Après l’affaire du Mediator, j’avais dit qu’on ne s’en sortirait qu’en créant un corps d’experts indépendants. Sur les 2000 professeurs de médecine français, je n’ai aucun mal à en trouver 200, des médecins haut de gamme, n’ayant aucun lien avec l’industrie. On en sélectionne une quarantaine qui seront dans un corps d’experts, détachés de leur activité, mais qui y retourneront après. Il faut les payer le double ou le triple pour les mettre à l’abri de toutes les tentations de l’industrie. Ils devront signer de leur nom les avis et recommandations. Car, aujourd’hui, pour mettre un médicament sur le marché, on procède à un vote anonyme et secret, ça enlève toute responsabilité individuelle.
J’y ai participé et j’ai assisté à des scènes incroyables. Tout le monde parle, donne son avis. Parfois, il apparaît clairement, par exemple, que le médicament n’a aucun intérêt. Puis on vote secrètement et là, surprise : le médicament est accepté ! J’ai vécu ça plusieurs fois avant de démissionner de cette commission d’autorisation de mise sur le marché. Et quand, par hasard, on avait réussi à dire non, 15 jours après, au Journal Officiel, on découvrait que le ministre avait autorisé la mise sur le marché. Il faut donc des experts indépendants, responsables et que le ministre ne puisse pas revenir sur leur décision.
Après avoir longuement discuté avec le ministre de la santé de l’époque (Xavier Bertrand), j’ai réussi à le convaincre. Mais ça n’a jamais pu être mis en place, il y a eu des levées de boucliers et il y aurait laissé son fauteuil de ministre.
Avant de prescrire des médicaments, ne faudrait-il pas penser à des mesures de bon sens comme l’alimentation et l’activité physique ?
C’est un vrai sujet.
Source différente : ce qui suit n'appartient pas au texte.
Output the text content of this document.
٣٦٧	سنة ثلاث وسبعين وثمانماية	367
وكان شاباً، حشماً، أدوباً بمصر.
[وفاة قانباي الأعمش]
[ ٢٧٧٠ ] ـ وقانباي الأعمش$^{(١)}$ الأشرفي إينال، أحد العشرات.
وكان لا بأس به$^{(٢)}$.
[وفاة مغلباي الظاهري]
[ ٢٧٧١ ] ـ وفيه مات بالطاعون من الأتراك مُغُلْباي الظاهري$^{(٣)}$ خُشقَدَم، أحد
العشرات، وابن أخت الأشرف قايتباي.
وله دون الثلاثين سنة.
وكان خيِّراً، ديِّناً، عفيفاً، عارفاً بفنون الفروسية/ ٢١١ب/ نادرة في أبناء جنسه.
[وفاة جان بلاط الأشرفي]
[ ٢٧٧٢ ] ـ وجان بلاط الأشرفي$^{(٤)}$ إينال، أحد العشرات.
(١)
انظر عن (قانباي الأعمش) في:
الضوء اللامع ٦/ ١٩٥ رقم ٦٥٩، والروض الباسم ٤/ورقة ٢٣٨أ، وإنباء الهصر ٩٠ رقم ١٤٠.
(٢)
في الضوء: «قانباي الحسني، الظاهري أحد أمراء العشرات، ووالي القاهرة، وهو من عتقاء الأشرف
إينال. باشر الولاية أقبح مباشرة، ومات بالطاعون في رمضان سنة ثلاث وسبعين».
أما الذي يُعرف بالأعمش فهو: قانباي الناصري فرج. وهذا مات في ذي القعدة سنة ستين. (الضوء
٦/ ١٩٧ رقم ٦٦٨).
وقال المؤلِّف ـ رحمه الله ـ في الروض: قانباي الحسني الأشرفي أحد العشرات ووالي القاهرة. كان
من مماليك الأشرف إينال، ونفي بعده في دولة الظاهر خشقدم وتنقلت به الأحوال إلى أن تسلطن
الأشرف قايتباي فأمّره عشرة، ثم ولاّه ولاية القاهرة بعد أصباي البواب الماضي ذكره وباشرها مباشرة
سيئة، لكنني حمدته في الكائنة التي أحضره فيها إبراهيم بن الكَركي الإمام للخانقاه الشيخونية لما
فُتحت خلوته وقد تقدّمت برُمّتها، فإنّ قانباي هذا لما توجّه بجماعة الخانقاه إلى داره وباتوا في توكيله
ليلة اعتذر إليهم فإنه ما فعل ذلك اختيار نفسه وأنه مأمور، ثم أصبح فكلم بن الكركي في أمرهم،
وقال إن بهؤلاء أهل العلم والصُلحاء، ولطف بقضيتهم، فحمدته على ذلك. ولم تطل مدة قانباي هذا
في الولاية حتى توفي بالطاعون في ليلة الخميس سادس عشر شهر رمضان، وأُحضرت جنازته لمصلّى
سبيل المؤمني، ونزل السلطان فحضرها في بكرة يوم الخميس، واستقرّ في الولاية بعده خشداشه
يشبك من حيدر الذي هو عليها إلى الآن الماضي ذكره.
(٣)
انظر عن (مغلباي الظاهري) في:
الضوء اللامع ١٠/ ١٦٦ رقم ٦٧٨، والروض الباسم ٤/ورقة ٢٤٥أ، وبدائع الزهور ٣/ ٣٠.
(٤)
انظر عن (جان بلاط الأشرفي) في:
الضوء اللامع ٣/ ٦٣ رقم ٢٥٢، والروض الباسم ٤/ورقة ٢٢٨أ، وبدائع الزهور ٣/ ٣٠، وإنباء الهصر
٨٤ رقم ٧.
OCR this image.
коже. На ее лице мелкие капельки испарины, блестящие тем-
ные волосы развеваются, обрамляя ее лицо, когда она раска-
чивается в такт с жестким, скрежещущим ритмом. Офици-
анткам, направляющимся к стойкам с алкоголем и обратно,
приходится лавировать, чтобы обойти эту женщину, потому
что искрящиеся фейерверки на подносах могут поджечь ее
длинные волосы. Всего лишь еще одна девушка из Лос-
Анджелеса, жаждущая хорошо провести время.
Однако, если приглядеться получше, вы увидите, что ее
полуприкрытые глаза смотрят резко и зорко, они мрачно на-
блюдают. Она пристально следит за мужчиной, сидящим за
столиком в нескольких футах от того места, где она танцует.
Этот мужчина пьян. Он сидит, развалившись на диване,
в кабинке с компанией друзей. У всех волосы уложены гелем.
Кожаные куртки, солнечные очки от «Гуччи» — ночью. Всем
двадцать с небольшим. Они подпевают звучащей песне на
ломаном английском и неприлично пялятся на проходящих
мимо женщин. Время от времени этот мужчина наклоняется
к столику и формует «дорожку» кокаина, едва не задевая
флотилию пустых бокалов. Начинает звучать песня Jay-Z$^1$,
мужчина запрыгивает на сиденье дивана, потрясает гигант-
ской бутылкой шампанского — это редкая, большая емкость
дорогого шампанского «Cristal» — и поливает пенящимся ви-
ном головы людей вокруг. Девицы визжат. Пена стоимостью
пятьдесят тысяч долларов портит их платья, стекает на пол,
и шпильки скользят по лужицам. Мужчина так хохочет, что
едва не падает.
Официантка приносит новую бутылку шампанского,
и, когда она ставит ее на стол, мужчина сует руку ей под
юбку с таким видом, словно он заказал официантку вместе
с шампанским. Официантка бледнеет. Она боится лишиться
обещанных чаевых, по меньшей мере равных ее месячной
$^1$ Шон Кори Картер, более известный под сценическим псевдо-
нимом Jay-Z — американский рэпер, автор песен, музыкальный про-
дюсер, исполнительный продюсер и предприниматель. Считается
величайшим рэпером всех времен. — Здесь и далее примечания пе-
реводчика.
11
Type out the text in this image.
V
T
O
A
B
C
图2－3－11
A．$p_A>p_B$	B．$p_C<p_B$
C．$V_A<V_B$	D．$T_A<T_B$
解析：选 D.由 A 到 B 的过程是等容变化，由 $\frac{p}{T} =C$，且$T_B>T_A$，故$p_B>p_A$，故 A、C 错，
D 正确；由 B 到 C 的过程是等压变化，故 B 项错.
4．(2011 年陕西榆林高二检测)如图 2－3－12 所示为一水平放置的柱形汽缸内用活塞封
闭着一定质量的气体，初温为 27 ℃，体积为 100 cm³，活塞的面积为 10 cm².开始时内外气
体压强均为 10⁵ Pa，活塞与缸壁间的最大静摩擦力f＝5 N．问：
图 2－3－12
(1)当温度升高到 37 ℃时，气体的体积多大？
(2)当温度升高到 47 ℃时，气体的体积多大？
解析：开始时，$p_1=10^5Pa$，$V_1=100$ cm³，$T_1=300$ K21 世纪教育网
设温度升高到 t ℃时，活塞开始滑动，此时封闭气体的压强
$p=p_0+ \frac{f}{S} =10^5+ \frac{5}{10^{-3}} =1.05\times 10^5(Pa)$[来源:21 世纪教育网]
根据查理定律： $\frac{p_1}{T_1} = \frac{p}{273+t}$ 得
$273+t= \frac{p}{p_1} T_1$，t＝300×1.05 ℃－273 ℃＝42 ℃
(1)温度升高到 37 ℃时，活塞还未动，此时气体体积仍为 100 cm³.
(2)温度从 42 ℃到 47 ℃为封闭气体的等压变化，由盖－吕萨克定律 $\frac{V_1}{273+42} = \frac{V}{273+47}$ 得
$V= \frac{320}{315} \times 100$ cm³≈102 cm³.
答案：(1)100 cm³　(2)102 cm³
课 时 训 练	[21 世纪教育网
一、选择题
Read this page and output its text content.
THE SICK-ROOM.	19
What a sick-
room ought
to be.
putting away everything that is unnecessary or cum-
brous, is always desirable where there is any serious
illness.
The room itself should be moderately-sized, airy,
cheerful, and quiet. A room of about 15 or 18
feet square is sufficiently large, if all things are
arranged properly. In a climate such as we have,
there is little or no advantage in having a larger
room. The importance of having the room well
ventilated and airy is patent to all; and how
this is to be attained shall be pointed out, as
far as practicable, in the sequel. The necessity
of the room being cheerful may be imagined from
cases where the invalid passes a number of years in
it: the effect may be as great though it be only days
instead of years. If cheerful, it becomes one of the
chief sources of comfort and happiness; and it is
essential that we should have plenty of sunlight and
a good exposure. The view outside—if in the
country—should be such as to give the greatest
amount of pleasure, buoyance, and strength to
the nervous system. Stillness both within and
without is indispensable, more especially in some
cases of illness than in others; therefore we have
Dans la formation des médecins, le mot nutrition n’est pas prononcé. Aucun étudiant en fin d’études n’a la moindre idée de ce qu’est l’alimentation ou les différents types d’aliments. De la même façon, l’exercice physique n’y est pas du tout abordé. J’ai été le doyen de la faculté de médecine et je n’ai pas pu changer les programmes. La rigidité des programmes stérilise tout désir de donner de soi-même. On impose des cadres rigides, on laisse de côté la moitié des savoirs nécessaires et, de l’autre, on met des réponses toutes faites.
Au final qu’est-ce qui pourrait mettre fin à la corruption ?
L’information et la prise de conscience du public, avec, malheureusement, un scandale de santé publique. À chaque fois qu’il y a un scandale, les gens réalisent un peu plus comment fonctionne le système. J’attends le prochain…
À LIRE
Crédulité et corruption des médecins : stop aux statines et autres dangers, du Pr Philippe Even. Éditions Le Cherche-Midi (paru le 4 juin 2015).
Notes :
(1) : pharmacien, lanceur d’alerte.
(2) : médecin, lanceur d’alerte.
(3) : médecin, président du Formindep, association pour l’indépendance de la formation médicale.
(4) : Philippe Even est ancien Doyen de la faculté de médecine Necker, actuel président de l’Institut Necker et notamment le co-auteur du Guide des 4000 médicaments utiles, inutiles ou dangereux, Ed. Le Cherche Midi.